The other day I had to count cells after resuspending my cells in 4mL. I took 10uL of cells mixed with 10uL of trypan blue and loaded onto a hemocytometer...I had soo many cells I couldn't count so I diluted my cells 15 fold (3.3uL of cells + 46.7uL of media +50uL of trypan blue)..I counted around 381 cells in the grids all up so just wondering when its time to count the total amount of cells in that whole 4mL do I use the following formula.

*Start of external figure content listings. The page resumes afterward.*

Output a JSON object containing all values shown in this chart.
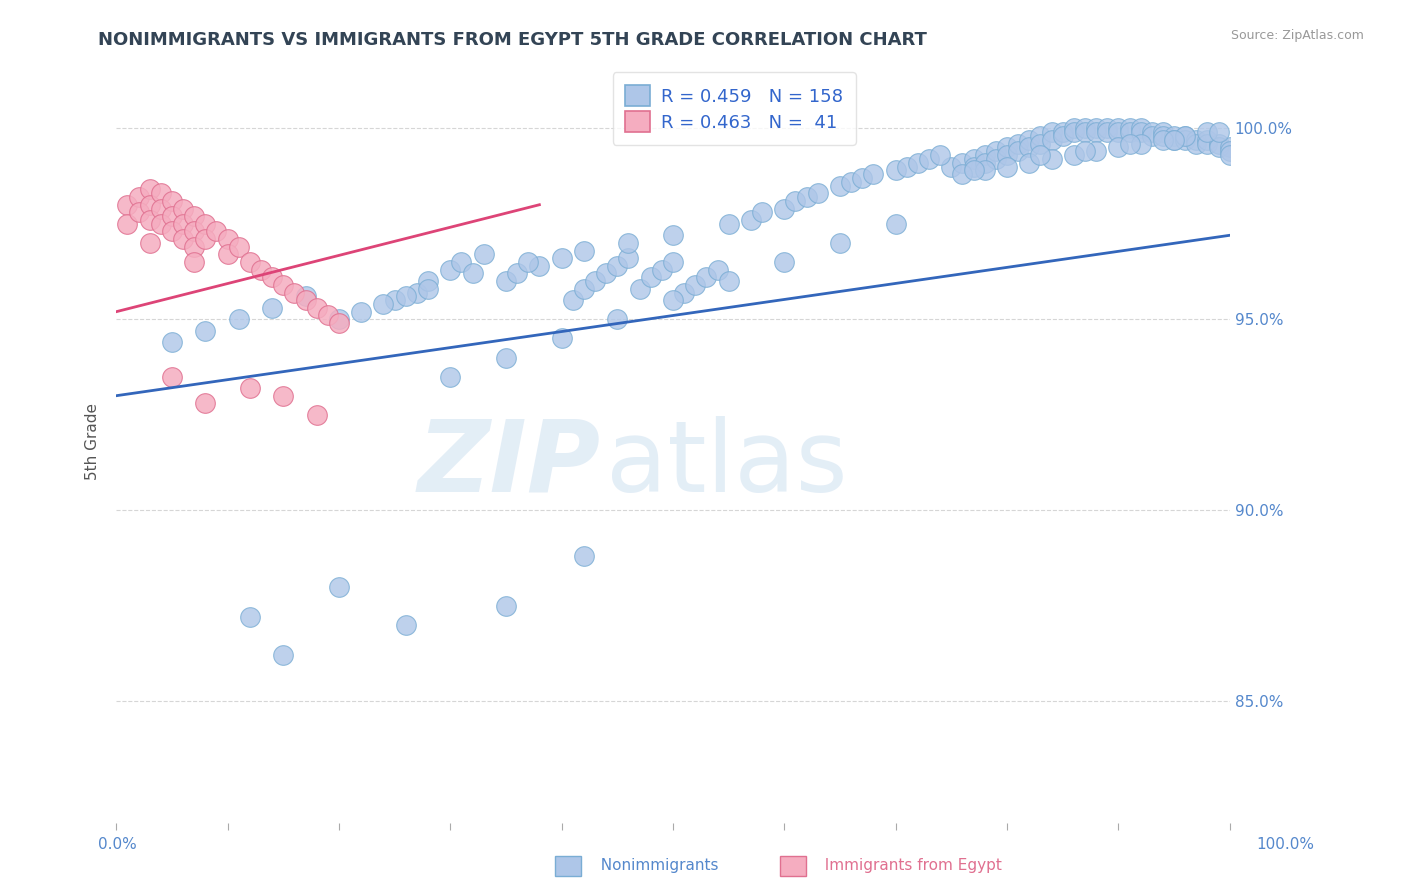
{
  "title": "NONIMMIGRANTS VS IMMIGRANTS FROM EGYPT 5TH GRADE CORRELATION CHART",
  "source": "Source: ZipAtlas.com",
  "ylabel": "5th Grade",
  "yaxis_labels": [
    "85.0%",
    "90.0%",
    "95.0%",
    "100.0%"
  ],
  "yaxis_values": [
    0.85,
    0.9,
    0.95,
    1.0
  ],
  "xlim": [
    0.0,
    1.0
  ],
  "ylim": [
    0.818,
    1.018
  ],
  "nonimm_color": "#aec6e8",
  "nonimm_edge": "#7aadd4",
  "imm_color": "#f5adc0",
  "imm_edge": "#e07090",
  "trendline_nonimm_color": "#3366bb",
  "trendline_imm_color": "#dd4477",
  "legend_R_nonimm": "0.459",
  "legend_N_nonimm": "158",
  "legend_R_imm": "0.463",
  "legend_N_imm": "41",
  "legend_color": "#3366cc",
  "watermark_zip": "ZIP",
  "watermark_atlas": "atlas",
  "background": "#ffffff",
  "grid_color": "#cccccc",
  "nonimm_trend_x0": 0.0,
  "nonimm_trend_x1": 1.0,
  "nonimm_trend_y0": 0.93,
  "nonimm_trend_y1": 0.972,
  "imm_trend_x0": 0.0,
  "imm_trend_x1": 0.38,
  "imm_trend_y0": 0.952,
  "imm_trend_y1": 0.98
}
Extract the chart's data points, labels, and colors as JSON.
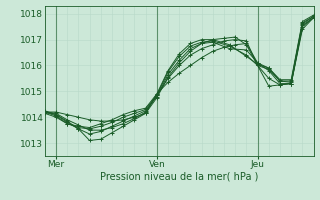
{
  "xlabel": "Pression niveau de la mer( hPa )",
  "bg_color": "#cce8d8",
  "grid_color_minor": "#b8d9c8",
  "grid_color_major": "#a0c8b0",
  "line_color": "#1a5c28",
  "tick_label_color": "#1a5c28",
  "xlim": [
    0,
    96
  ],
  "ylim": [
    1012.5,
    1018.3
  ],
  "yticks": [
    1013,
    1014,
    1015,
    1016,
    1017,
    1018
  ],
  "xtick_positions": [
    4,
    40,
    76
  ],
  "xtick_labels": [
    "Mer",
    "Ven",
    "Jeu"
  ],
  "vlines": [
    4,
    40,
    76
  ],
  "lines": [
    [
      0,
      1014.2,
      4,
      1014.2,
      8,
      1014.1,
      12,
      1014.0,
      16,
      1013.9,
      20,
      1013.85,
      24,
      1013.85,
      28,
      1013.9,
      32,
      1014.0,
      36,
      1014.15,
      40,
      1014.9,
      44,
      1015.35,
      48,
      1015.7,
      52,
      1016.0,
      56,
      1016.3,
      60,
      1016.55,
      64,
      1016.7,
      68,
      1016.8,
      72,
      1016.85,
      76,
      1016.1,
      80,
      1015.8,
      84,
      1015.3,
      88,
      1015.3,
      92,
      1017.5,
      96,
      1017.85
    ],
    [
      0,
      1014.2,
      4,
      1014.15,
      8,
      1013.9,
      12,
      1013.7,
      16,
      1013.5,
      20,
      1013.5,
      24,
      1013.6,
      28,
      1013.75,
      32,
      1013.95,
      36,
      1014.2,
      40,
      1014.85,
      44,
      1015.5,
      48,
      1016.0,
      52,
      1016.4,
      56,
      1016.65,
      60,
      1016.8,
      64,
      1016.95,
      68,
      1017.0,
      72,
      1016.95,
      76,
      1016.0,
      80,
      1015.5,
      84,
      1015.25,
      88,
      1015.3,
      92,
      1017.4,
      96,
      1017.85
    ],
    [
      0,
      1014.25,
      4,
      1014.1,
      8,
      1013.85,
      12,
      1013.55,
      16,
      1013.1,
      20,
      1013.15,
      24,
      1013.4,
      28,
      1013.65,
      32,
      1013.9,
      36,
      1014.15,
      40,
      1014.75,
      44,
      1015.55,
      48,
      1016.1,
      52,
      1016.55,
      56,
      1016.85,
      60,
      1017.0,
      64,
      1017.05,
      68,
      1017.1,
      72,
      1016.8,
      76,
      1016.0,
      80,
      1015.2,
      84,
      1015.25,
      88,
      1015.3,
      92,
      1017.55,
      96,
      1017.85
    ],
    [
      0,
      1014.2,
      4,
      1014.1,
      8,
      1013.8,
      12,
      1013.55,
      16,
      1013.35,
      20,
      1013.45,
      24,
      1013.65,
      28,
      1013.85,
      32,
      1014.05,
      36,
      1014.25,
      40,
      1014.8,
      44,
      1015.65,
      48,
      1016.2,
      52,
      1016.65,
      56,
      1016.85,
      60,
      1016.9,
      66,
      1016.65,
      72,
      1016.6,
      76,
      1016.1,
      80,
      1015.9,
      84,
      1015.4,
      88,
      1015.35,
      92,
      1017.6,
      96,
      1017.9
    ],
    [
      0,
      1014.2,
      4,
      1014.05,
      8,
      1013.75,
      12,
      1013.6,
      16,
      1013.55,
      20,
      1013.65,
      24,
      1013.8,
      28,
      1014.0,
      32,
      1014.15,
      36,
      1014.3,
      40,
      1014.85,
      44,
      1015.75,
      48,
      1016.35,
      52,
      1016.75,
      56,
      1016.9,
      60,
      1016.95,
      66,
      1016.75,
      72,
      1016.4,
      76,
      1016.0,
      80,
      1015.85,
      84,
      1015.4,
      88,
      1015.4,
      92,
      1017.65,
      96,
      1017.9
    ],
    [
      0,
      1014.15,
      4,
      1014.0,
      8,
      1013.75,
      12,
      1013.65,
      16,
      1013.6,
      20,
      1013.75,
      24,
      1013.9,
      28,
      1014.1,
      32,
      1014.25,
      36,
      1014.35,
      40,
      1014.9,
      44,
      1015.8,
      48,
      1016.45,
      52,
      1016.85,
      56,
      1017.0,
      60,
      1017.0,
      66,
      1016.8,
      72,
      1016.35,
      76,
      1016.05,
      80,
      1015.9,
      84,
      1015.45,
      88,
      1015.45,
      92,
      1017.7,
      96,
      1017.95
    ]
  ]
}
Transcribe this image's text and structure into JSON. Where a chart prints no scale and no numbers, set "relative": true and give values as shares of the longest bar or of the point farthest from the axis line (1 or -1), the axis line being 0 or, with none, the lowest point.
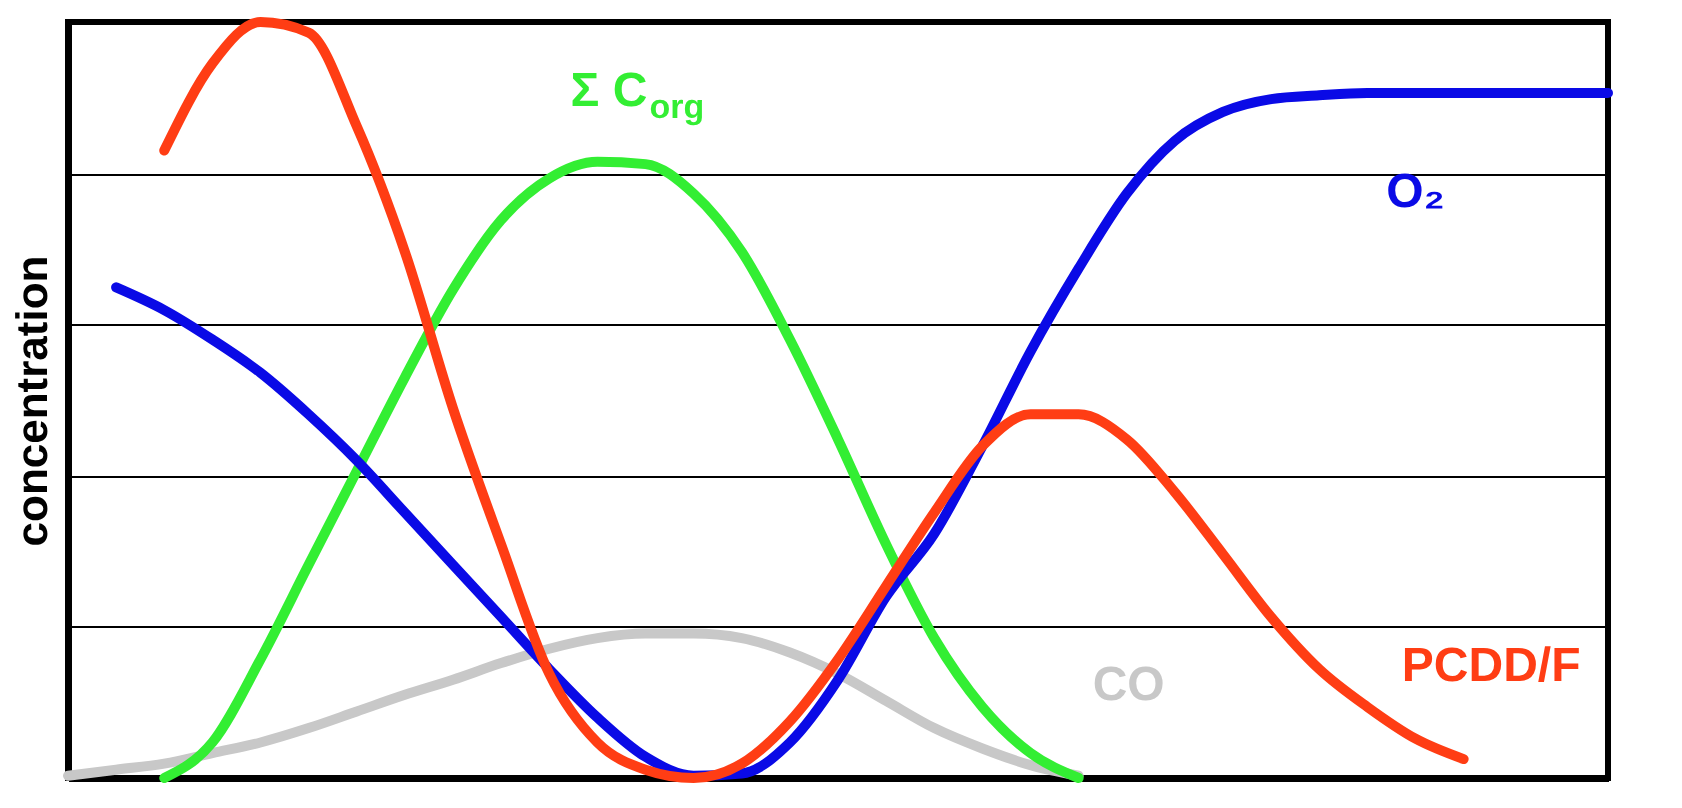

(381*15)*2*10^4=1.143*10^8 multiplied by 4 =4.6*10^8

seeing as i diluted 15 fold i assume i multiply the total number of cells by 15 and then because theres a 1:1 ratio of trypan blue I multiple by 2 and then 10^4 becuase one set of 16 corner squares is equivalent to the number of cells x 104 / ml and then i multipled by 4 because thats how much i resuspended in...have i got this right? I think I may have got the typan blue dilution factor wrong because when I previously counted cells I never had to dilute my cells as they were countable...so i just used 2 as the dilution factor..have i got this new dilution factor right?..hope im making sense!

thanks
biology_06er

-biology_06er-

You would have to consider Trypan Blue in final dilution factor. ......<3.3 in 96.7 ul diluent i.e 3.3:100 = 1:30>

30 is your overall dilution factor.

Total cells (in 4 ml) = Average count in four grids x dilution factor x 104 x 4

-Kamran-

Thank you so much for that reply!! ...much appreciated

-biology_06er-

I just realised that my way and your way produce the same result

cell # * 30 * 10^4 * 4 is the same as:
cell # * 15 * 2 * 10^4 * 4

-biology_06er-

You also need to take into account the number of squares(divisions) of the main grid you counted. For a standard haemocytometer, the whole grid is divided into 9 large squares (sometimes bounded by 3 lines, depending on the model), which are then subdivided into 16 or more smaller grids. Each of the 9 large squares, is equivalent in volume to 10-4 mm2, counting all 9 and not dividing by 9 will give you an erroneous density. If you are only counting one of the 9 squares you are doing it wrong! Your error will be somewhere in the 20-50% range!